If True, return a pandas DataFrame with sample IDs and feature names. If False, return a NumPy array with separate index and column lists.

True

mina.down.project_wide_to_factors(wide: pd.DataFrame | np.ndarray, W: np.ndarray, model_cols: Iterable[str], factor_names: Iterable[str] | None = None, rcond: float | None = None, center: bool = False, sample_annotations: pd.DataFrame | None = None) -> ad.AnnData

Project a samples × features matrix into latent factor space.

Parameters:

Name Type Description Default
wide DataFrame or ndarray

Matrix with shape (n_samples × n_features_in_wide).

required
W ndarray

Loadings matrix with shape (n_factors × n_features_total).

required
model_cols Iterable[str]

Feature names defining the column order of W.

required
factor_names Iterable[str] or None

Names for output factors. If None, default names are used.

None
rcond float or None

Cutoff for small singular values passed to np.linalg.pinv.

None
center bool

If True, center columns before projection.

False
sample_annotations DataFrame or None

Optional sample-level metadata to add to .obs.

None

Returns:

Type Description
AnnData

AnnData object with projected factor scores in .X.

Utils

mina.down.model_to_anndata(anndata_dict: dict[str, ad.AnnData], metadata: pd.DataFrame, model) -> ad.AnnData

Combine a factor model and multiple pseudobulk views into a single AnnData object.

Parameters:

Name Type Description Default
anndata_dict dict[str, AnnData]

Dictionary of pseudobulk AnnData views.

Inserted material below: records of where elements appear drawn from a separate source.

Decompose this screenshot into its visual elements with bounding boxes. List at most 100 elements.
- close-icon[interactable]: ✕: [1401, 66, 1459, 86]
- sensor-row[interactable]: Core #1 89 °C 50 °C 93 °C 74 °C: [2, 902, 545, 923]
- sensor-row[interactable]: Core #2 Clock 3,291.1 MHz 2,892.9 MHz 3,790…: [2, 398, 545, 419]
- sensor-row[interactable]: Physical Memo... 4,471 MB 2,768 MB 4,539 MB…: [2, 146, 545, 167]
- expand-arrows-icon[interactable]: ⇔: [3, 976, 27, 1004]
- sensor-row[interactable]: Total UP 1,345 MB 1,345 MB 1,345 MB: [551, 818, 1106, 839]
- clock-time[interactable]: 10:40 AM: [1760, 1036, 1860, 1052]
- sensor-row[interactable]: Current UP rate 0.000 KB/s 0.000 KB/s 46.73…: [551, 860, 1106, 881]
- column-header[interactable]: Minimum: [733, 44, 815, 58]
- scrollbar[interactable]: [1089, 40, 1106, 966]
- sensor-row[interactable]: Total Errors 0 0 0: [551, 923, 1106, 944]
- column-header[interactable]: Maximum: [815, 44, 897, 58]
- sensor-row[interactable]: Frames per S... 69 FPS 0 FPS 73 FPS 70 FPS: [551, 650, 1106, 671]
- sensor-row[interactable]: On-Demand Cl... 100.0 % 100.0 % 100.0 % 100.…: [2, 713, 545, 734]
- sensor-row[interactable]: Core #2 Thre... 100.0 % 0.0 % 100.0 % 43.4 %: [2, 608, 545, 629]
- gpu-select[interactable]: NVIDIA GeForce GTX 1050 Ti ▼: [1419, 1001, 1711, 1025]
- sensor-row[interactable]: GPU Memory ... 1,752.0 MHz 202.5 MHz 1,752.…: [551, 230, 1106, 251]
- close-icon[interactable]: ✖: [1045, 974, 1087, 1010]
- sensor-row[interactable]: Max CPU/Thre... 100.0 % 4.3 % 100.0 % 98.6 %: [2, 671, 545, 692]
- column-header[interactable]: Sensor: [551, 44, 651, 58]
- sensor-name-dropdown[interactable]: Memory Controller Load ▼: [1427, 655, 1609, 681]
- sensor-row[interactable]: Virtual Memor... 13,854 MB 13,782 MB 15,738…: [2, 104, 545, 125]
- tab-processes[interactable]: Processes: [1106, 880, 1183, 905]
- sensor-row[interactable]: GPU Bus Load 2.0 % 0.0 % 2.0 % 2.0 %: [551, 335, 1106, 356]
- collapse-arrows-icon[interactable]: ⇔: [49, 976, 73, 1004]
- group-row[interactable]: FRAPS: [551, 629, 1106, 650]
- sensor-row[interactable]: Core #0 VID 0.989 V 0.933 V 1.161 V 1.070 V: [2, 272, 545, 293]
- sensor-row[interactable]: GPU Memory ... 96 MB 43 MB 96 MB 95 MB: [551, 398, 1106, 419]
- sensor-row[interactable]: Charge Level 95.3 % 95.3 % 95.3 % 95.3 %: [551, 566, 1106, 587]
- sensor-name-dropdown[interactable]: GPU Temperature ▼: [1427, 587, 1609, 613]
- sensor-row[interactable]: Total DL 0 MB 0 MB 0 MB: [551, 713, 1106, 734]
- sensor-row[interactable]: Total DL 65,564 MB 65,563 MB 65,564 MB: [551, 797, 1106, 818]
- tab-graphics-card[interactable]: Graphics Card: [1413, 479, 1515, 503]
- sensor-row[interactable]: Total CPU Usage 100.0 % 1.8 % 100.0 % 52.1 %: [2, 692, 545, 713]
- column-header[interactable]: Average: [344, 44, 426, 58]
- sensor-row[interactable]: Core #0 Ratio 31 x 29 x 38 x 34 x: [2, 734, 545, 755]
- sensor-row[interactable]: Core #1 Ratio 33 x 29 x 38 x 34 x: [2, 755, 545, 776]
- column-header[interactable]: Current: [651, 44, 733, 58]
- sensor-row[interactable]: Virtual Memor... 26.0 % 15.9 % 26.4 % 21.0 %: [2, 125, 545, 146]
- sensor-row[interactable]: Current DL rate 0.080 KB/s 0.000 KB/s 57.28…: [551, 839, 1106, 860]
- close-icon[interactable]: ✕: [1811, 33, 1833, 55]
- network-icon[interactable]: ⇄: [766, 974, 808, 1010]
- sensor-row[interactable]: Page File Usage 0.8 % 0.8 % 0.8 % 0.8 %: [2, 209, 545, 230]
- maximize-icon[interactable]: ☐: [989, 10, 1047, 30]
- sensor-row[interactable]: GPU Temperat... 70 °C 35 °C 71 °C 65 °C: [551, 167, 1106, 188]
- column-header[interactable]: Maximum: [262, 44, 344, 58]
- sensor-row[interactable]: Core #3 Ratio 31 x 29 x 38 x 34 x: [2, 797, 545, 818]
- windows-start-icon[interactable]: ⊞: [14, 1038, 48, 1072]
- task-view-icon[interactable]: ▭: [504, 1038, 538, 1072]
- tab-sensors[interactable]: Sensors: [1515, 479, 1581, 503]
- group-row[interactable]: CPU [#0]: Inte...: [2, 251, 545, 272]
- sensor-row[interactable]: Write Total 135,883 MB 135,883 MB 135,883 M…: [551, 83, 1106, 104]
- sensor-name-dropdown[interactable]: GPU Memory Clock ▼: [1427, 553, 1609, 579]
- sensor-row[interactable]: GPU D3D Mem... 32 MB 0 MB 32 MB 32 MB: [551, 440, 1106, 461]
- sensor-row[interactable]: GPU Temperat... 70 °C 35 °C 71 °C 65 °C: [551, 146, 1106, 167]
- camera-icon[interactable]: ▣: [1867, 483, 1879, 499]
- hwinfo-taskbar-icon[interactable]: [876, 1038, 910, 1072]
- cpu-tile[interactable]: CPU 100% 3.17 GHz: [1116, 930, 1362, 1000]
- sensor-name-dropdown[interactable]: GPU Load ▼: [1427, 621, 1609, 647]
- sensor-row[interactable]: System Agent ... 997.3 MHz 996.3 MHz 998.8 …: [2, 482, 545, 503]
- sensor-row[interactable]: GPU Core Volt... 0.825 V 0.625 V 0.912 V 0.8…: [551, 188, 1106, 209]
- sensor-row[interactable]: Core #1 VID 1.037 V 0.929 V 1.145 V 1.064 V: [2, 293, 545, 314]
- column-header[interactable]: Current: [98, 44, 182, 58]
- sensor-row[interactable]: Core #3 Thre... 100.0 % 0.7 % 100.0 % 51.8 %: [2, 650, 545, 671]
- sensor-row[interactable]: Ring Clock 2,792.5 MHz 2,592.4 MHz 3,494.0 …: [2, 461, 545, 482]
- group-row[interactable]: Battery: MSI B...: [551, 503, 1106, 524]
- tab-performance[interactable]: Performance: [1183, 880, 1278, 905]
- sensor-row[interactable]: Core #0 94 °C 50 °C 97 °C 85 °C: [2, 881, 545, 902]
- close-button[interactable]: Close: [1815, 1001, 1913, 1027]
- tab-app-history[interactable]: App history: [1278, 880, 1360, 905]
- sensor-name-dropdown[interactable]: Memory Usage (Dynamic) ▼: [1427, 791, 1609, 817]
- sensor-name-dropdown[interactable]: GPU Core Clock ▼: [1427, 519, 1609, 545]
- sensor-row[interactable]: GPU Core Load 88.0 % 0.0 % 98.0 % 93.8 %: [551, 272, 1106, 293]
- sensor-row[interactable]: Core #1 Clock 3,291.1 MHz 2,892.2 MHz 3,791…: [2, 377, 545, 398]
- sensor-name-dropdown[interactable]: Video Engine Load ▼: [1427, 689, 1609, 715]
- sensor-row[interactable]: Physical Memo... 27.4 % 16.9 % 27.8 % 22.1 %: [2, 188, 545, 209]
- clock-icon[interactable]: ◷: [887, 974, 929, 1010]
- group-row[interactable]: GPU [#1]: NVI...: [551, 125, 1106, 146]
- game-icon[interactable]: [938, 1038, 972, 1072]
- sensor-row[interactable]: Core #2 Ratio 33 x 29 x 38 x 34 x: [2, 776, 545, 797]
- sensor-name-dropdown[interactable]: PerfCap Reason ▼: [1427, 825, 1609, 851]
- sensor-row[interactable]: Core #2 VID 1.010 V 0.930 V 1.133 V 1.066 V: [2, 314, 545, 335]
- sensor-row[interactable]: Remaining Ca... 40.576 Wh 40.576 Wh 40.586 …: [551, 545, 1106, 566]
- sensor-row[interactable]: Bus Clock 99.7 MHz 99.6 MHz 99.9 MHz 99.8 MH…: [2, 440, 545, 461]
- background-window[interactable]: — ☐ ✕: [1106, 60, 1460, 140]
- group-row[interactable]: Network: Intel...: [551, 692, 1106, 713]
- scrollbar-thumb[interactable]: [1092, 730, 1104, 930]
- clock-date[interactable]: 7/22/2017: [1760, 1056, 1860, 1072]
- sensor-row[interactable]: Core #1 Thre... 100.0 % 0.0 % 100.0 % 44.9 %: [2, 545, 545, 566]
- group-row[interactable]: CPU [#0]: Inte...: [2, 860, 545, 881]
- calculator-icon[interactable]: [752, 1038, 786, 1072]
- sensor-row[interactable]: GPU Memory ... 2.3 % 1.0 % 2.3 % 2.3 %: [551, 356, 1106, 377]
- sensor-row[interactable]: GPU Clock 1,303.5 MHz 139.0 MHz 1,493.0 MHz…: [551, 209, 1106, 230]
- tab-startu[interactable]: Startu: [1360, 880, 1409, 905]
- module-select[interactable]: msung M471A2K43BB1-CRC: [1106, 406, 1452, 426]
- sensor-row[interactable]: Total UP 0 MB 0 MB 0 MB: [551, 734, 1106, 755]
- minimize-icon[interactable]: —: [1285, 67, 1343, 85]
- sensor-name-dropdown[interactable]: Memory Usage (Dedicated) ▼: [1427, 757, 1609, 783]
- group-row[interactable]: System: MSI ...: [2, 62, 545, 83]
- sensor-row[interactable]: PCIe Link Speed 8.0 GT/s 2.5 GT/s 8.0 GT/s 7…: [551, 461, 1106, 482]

Keys are used to name entries in .obsm.

required
metadata DataFrame

Sample-level metadata indexed by sample ID.

required
model object

Trained factor model exposing get_factors, get_r2, and get_weights methods.

required

Returns:

Type Description
AnnData

AnnData object containing factor scores, metadata, gene loadings, and aligned pseudobulk matrices.

mina.down.split_by_view(arch_gex: pd.DataFrame) -> dict[str, pd.DataFrame]

Split a wide DataFrame into view-specific DataFrames.

Column names are expected to follow the format "view:feature".

Parameters:

Name Type Description Default
arch_gex DataFrame

DataFrame with columns encoded as view:feature.

required

Returns:

Type Description
dict[str, DataFrame]

Dictionary mapping view names to DataFrames containing only features from that view.